Dokumen Tak Lengkap, 30 TKA di Perusahaan Konstruksi Bintan Dikenai Denda

0
Kepala Disnakertrans Kepri, Diky Wijaya. (Foto : istimewa)

Bintan,batamtv.com, – Dinas Tenaga Kerja dan Transmigrasi (Disnakertrans) Kepulauan Riau (Kepri) menemukan 30 tenaga kerja asing (TKA) yang bekerja tanpa dokumen ketenagakerjaan resmi di PT Huaqiang Konstruksi Indonesia, Kabupaten Bintan.

Temuan tersebut diperoleh saat Disnakertrans Kepri bersama pengawas ketenagakerjaan melakukan inspeksi ke perusahaan tersebut.
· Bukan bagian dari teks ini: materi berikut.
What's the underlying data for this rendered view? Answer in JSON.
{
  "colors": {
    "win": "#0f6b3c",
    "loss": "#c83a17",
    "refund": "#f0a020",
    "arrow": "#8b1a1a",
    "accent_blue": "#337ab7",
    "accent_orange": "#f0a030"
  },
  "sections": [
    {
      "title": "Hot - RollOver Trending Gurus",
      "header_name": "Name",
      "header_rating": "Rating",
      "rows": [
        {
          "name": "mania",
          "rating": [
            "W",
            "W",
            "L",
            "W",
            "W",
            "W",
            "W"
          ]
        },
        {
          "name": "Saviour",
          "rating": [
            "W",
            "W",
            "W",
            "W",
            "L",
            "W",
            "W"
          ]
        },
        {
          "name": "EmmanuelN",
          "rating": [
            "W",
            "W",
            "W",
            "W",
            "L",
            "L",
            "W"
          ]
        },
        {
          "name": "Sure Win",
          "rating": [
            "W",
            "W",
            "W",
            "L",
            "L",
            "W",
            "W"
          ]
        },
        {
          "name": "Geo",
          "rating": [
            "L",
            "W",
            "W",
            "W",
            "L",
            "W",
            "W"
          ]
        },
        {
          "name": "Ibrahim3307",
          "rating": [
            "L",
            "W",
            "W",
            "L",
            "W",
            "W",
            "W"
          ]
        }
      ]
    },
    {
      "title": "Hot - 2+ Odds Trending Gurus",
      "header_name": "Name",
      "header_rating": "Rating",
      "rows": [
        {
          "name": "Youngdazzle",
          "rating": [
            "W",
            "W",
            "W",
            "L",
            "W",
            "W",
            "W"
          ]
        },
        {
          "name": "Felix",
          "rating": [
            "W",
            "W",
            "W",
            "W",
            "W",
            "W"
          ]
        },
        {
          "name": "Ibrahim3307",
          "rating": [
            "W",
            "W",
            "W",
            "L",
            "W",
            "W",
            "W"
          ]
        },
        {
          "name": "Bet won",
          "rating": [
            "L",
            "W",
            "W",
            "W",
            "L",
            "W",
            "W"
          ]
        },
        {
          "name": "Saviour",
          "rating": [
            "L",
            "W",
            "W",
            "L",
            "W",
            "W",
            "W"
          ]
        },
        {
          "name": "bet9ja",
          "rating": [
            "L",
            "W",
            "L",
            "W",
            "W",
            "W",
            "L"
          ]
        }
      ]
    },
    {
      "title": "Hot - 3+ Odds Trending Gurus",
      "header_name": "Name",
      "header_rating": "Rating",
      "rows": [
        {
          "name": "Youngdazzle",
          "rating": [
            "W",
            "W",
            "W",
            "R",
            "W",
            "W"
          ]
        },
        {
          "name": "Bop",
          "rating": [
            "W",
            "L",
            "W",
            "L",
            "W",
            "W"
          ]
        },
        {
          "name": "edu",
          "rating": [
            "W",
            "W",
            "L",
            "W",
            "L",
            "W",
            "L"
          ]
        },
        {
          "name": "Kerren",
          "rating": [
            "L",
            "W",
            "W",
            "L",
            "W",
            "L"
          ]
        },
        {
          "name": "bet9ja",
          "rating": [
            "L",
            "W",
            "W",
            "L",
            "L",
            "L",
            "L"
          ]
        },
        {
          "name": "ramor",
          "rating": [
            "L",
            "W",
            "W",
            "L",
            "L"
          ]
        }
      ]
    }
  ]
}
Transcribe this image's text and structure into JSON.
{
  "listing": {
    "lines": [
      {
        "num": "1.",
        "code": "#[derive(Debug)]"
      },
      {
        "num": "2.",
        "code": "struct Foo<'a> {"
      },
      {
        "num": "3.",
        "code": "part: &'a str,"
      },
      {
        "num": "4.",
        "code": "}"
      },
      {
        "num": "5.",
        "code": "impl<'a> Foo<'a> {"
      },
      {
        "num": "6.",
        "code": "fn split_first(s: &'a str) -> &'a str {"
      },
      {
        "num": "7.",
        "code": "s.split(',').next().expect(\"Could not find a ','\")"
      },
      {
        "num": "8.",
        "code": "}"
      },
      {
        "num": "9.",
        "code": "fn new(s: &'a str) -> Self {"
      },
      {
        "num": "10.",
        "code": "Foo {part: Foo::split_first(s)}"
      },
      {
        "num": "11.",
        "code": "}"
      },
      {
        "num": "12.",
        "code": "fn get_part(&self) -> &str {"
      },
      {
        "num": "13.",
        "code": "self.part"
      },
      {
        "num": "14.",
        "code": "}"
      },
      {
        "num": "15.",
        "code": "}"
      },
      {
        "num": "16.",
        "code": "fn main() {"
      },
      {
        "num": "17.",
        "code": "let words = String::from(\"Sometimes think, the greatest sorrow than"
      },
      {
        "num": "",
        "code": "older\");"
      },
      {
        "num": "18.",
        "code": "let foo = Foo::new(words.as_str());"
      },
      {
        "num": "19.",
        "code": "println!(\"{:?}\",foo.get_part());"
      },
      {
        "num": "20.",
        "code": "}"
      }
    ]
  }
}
Kepala Disnakertrans Kepri, Diky Wijaya, mengatakan hasil pemeriksaan menunjukkan puluhan TKA tersebut hanya menggunakan visa kunjungan C-16 dan C-20. Padahal, visa tersebut hanya diperuntukkan bagi tenaga kerja asing yang bersifat sementara atau paruh waktu, bukan untuk bekerja penuh di Indonesia.

“Dari hasil pemeriksaan, terdapat 30 TKA yang tidak memiliki dokumen ketenagakerjaan wajib, termasuk Rencana Penggunaan Tenaga Kerja Asing (RPTKA). Mereka hanya menggunakan visa C-16 dan C-20,” kata Diky, Senin (26/1/2026).

Diky menjelaskan, sesuai ketentuan yang berlaku, setiap TKA yang bekerja di Indonesia wajib memiliki RPTKA. Karena tidak memenuhi persyaratan tersebut, Disnakertrans Kepri menjatuhkan sanksi denda kepada pihak perusahaan.

“Kami tetapkan denda Rp 6 juta per orang per bulan sesuai Peraturan Menteri Ketenagakerjaan. Berdasarkan pengakuan perusahaan, para TKA tersebut telah bekerja sekitar dua bulan, dan perusahaan menyanggupi untuk membayar denda tersebut,” ujarnya.

Setelah proses administrasi dan pembayaran denda diselesaikan, Disnakertrans Kepri akan berkoordinasi dengan pihak imigrasi untuk penindakan lanjutan terkait aspek keimigrasian.

Menurut Diky, selama izin tinggal para TKA masih berlaku, mereka belum langsung dipulangkan. Namun, setelah masa izin berakhir, para TKA diwajibkan kembali ke negara asal dan hanya dapat masuk kembali ke Indonesia setelah mengurus RPTKA dari awal.

“Setelah visanya habis, mereka harus kembali ke negaranya. Jika ingin bekerja lagi di Indonesia, maka harus mengurus RPTKA terlebih dahulu,” jelasnya.

Dari total 30 TKA yang ditemukan, mayoritas merupakan warga negara China dan seluruhnya bekerja di satu perusahaan yang sama.

Disnakertrans Kepri menegaskan pengawasan tidak hanya dilakukan di satu lokasi. Pengawasan akan diperluas ke sejumlah wilayah lain di Batam dan Bintan yang diduga juga terdapat TKA bermasalah.

“Kami tidak hanya melakukan pengawasan di Galang Batang, Bintan. Pengawasan akan kami perluas ke wilayah lain seperti Nongsa dan Kabil. Saat ini terdapat sekitar 10 laporan, satu sudah kami tindaklanjuti dan sembilan lainnya akan segera menyusul,” pungkasnya.